An undisclosed number of corrections officers were placed on administrative leave as two investigations were launched into what the Florida Department of Corrections called an "isolated incident" that involved use of force at the facility.

The unidentified inmate incurred life-threatening injuries Thursday and was transported to a hospital, where he died, the Florida Department of Corrections said in a statement.

Florida Department of Corrections Secretary Mark S. Inch and his leadership team will be cooperating fully with an investigation conducted by the Florida Department of Law Enforcement, they said.

The agency's Office of Inspector General also will investigate.

"As soon as the incident took place, the warden called for an investigation by outside law enforcement and placed the officers on administrative leave," Michelle Glady, a Florida prisons spokeswoman, said in a statement. "If misconduct occurred, those responsible will be held fully accountable for their actions. FDC will not tolerate the malicious application of the use of force.”

The prison, located at 19225 U.S. Highway 27, has a capacity of 1,093 inmates. The warden is Amy Frizzell.

The Florida Department of Corrections said only limited information is available to the public at this time.

The agency is prohibited from releasing the names of the officers while the investigation is underway.

"As the health care provider for inmates, FDC cannot release information that could disclose an inmate’s protected health information," the agency's statement said.

All correctional officers are trained on how to properly use force. They are certified in defensive tactics and de-escalation techniques.

"Force against an inmate is used only when absolutely necessary," the agency said.

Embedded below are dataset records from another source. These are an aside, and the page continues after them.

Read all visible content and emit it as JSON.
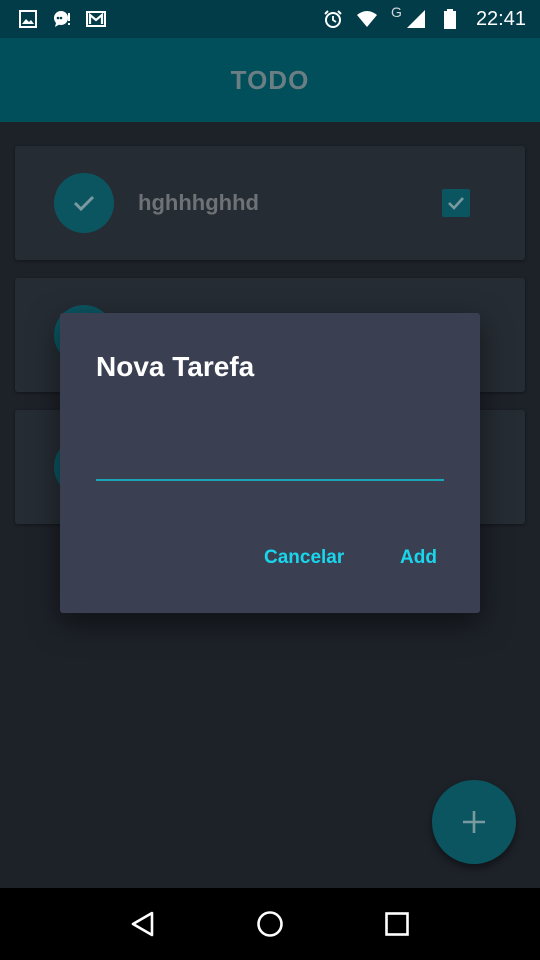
{
  "status_bar": {
    "time": "22:41",
    "network_letter": "G",
    "left_icons": [
      "image-icon",
      "messenger-icon",
      "gmail-icon"
    ],
    "right_icons": [
      "alarm-icon",
      "wifi-icon",
      "signal-icon",
      "battery-icon"
    ]
  },
  "app_bar": {
    "title": "TODO",
    "background": "#004f5b"
  },
  "tasks": [
    {
      "text": "hghhhghhd",
      "done": true
    },
    {
      "text": "",
      "done": false
    },
    {
      "text": "",
      "done": false
    }
  ],
  "dialog": {
    "title": "Nova Tarefa",
    "input_value": "",
    "input_placeholder": "",
    "cancel_label": "Cancelar",
    "add_label": "Add",
    "accent": "#19d6ec"
  },
  "fab": {
    "icon": "plus-icon"
  },
  "nav_bar": {
    "buttons": [
      "back-icon",
      "home-icon",
      "recents-icon"
    ]
  }
}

Employees of the Florida Department of Corrections who act inappropriately or illegally could be disciplined, fired and arrested, depending on the alleged wrongdoing.

"FDC has zero tolerance for staff who act inappropriately and contrary to our core values: respect, integrity, courage, selfless service and compassion," the agency's statement added.

On Friday night, protesters posted signs outside the Clermont correctional institution, saying they wanted those responsible to be arrested.

“This isn't right, and we want something done. Body cams, audio, all that needs to be done. This is no joke,” Lake County resident Joanna MacPhelemy said.

Last August, an inmate at the same prison was severely beaten. The inmate survived, but four guards who were determined to be involved were fired and charged with crimes.